Here is an aspect about conservative evangelical Christianity that most people have never thought about. Conservative evangelical Christian thinkers are almost entirely committed heart and soul to the idea that there is objectivity, and the goal of thinking is to be as objective as possible. They are sworn enemies of relativism, of subjectivity. They think Truth is objective and can be proven. The entire enterprise of apologetics – the “proof” of the faith – is rooted in the sense that there is objective truth out there and the goal of inquiry is to uncover that objective truth through objective modes of investigation.
This creates one of the strangest paradoxes in modern culture that I’ve never ever heard anyone ever talk about (scholar or otherwise). The very notion of objectivity came into being in the European Enlightenment. It was during the Enlightenment that thinkers came to believe that through science, experimentation, and the unrestricted use of human rationality (instead of appeal to church authority and tradition) it was possible to establish truth in such a way that anyone would be forced to agree to a proposition: Yes, THIS (and not some other thing) is *demonstrably* true. It can be proven.
This Enlightenment thinking is what led thinkers away from church dogma and teaching – for example about the nature of the universe (you mean the earth is *not* the center of all things?), about human beings (think, evolution), about the etiologies of disease (am I sick because God is angry with me or because I caught a virus), about morality (is it really right to torture heretics? Is slavery justified?), about the grounds of authority (is something true if the church has always said it is true?) about the nature of religion (is it invented rather than handed down from above?), about the possibilities of belief (is it sensible to believe in a greater being or, in fact, did we get here by a combination of matter, time, and chance?), and on and on and on. The Enlightenment changed everything. It made possible the modern world, whether in terms of science (the very concept of “natural law”), technology, academic disciplines (from chemistry to anthropology to history to psychology to… well, it’s a long list), and religion (agnosticism and atheism became genuine options).
We are all, of course, heirs of the Enlightenment. Thank God, so to say.
But the irony is this. Fundamentalist Christians, who take a very hard line precisely against the (horrible!) findings of the Enlightenment — with its Big Bang, evolution, multi-culturalism, and so on – are in one respect as much or even more the Children of the Enlightenment than anyone else on the planet. They continue to think that Truth is completely Objective and that can be established by bjective modes of inquiry. Conservative apologists continue to think you can PROVE the truths of Christianity: There is One God, the Creator of all things; the Bible is the literally inspired Word of God; Jesus was physically raised from the dead; and so forth and so on.

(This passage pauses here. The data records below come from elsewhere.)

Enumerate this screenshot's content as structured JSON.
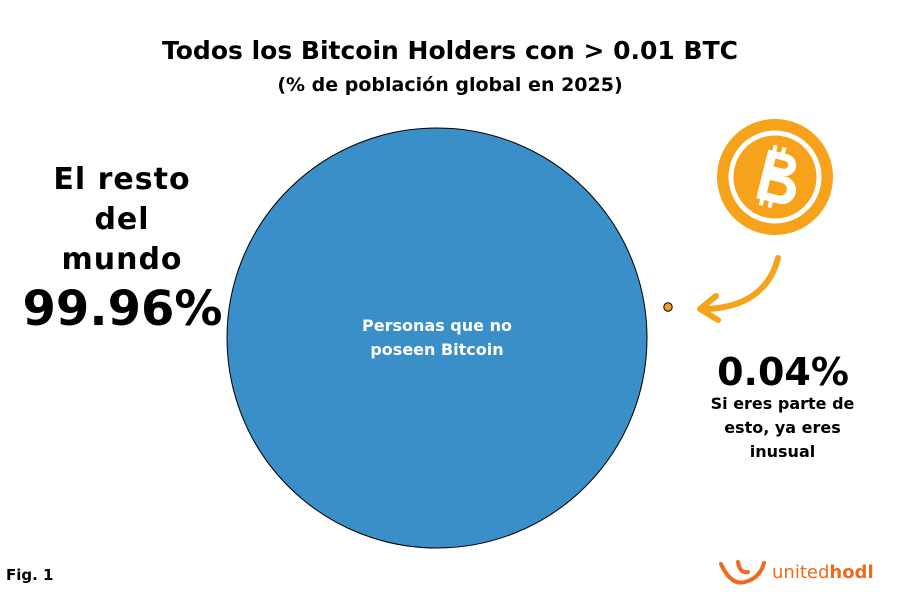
{
  "chart_data": {
    "type": "bubble",
    "title": "Todos los Bitcoin Holders con > 0.01 BTC",
    "subtitle": "(% de población global en 2025)",
    "categories": [
      "El resto del mundo",
      "Si eres parte de esto, ya eres inusual"
    ],
    "values": [
      99.96,
      0.04
    ],
    "value_labels": [
      "99.96%",
      "0.04%"
    ],
    "colors": [
      "#3a8fc8",
      "#f0a020"
    ],
    "annotations": [
      "Personas que no poseen Bitcoin"
    ]
  },
  "footer": {
    "figure": "Fig. 1",
    "brand": [
      "united",
      "hodl"
    ]
  }
}
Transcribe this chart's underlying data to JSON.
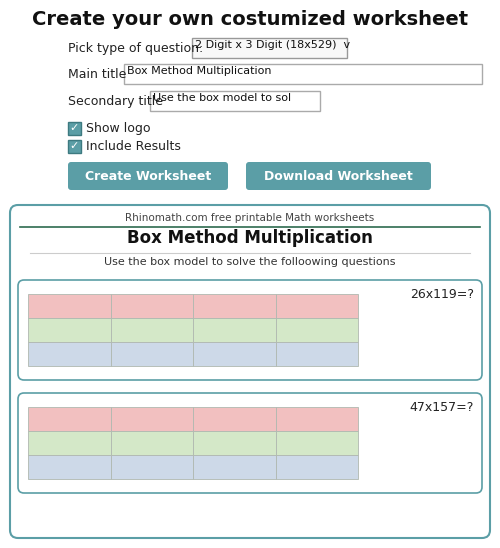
{
  "title": "Create your own costumized worksheet",
  "bg_color": "#ffffff",
  "preview_border": "#5b9ea6",
  "label_pick": "Pick type of question:",
  "dropdown_text": "2 Digit x 3 Digit (18x529)  v",
  "label_main": "Main title",
  "main_title_val": "Box Method Multiplication",
  "label_sec": "Secondary title",
  "sec_title_val": "Use the box model to sol",
  "check1": "Show logo",
  "check2": "Include Results",
  "btn1_text": "Create Worksheet",
  "btn2_text": "Download Worksheet",
  "btn_color": "#5b9ea6",
  "preview_logo": "Rhinomath.com free printable Math worksheets",
  "preview_title": "Box Method Multiplication",
  "preview_subtitle": "Use the box model to solve the folloowing questions",
  "problem1": "26x119=?",
  "problem2": "47x157=?",
  "row_colors": [
    "#f2c0c0",
    "#d4e8c8",
    "#cdd9e8"
  ],
  "grid_rows": 3,
  "grid_cols": 4,
  "divider_color": "#2e6b4f",
  "title_fontsize": 14,
  "body_fontsize": 9,
  "small_fontsize": 8,
  "btn_fontsize": 9,
  "preview_title_fontsize": 12,
  "preview_sub_fontsize": 8,
  "problem_fontsize": 9
}
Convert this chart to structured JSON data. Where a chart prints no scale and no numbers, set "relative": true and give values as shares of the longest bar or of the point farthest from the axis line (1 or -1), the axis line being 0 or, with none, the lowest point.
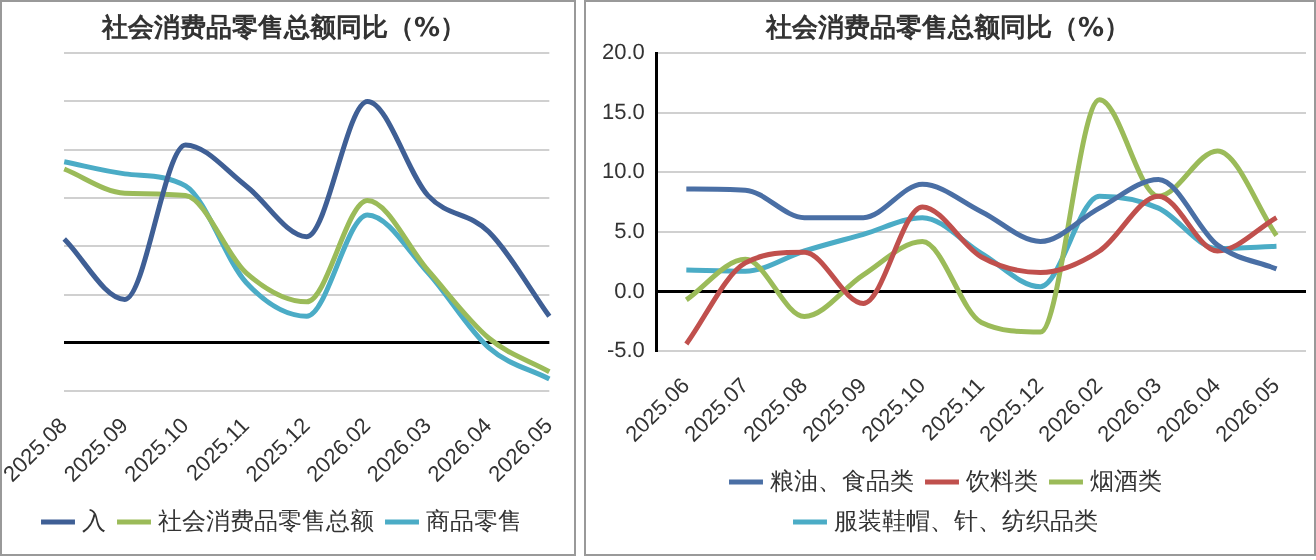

The problem is that if you think truth is completely objective and that you can prove something to be true, this means you can also, in theory, objectively prove that it is false. If you admit the possibility of objective truth you admit the possibility of objective error. This possibility is what in the long run has proved so disastrous for evangelical Christianity. It certainly was what proved to be disastrous for my own evangelical Christianity. Since I was open to both proof and disproof, I eventually came to see that my views did not rest on a solid foundation. My Enlightenment approach to truth as an evangelical ended up undercutting my anti-Enlightenment views of the truth. That led to a crisis of faith. And it was because I was a child of the Enlightenment when it came to my way of establishing truth, when I didn’t accept the results of the Enlightenment when it came to what I believed about the truth.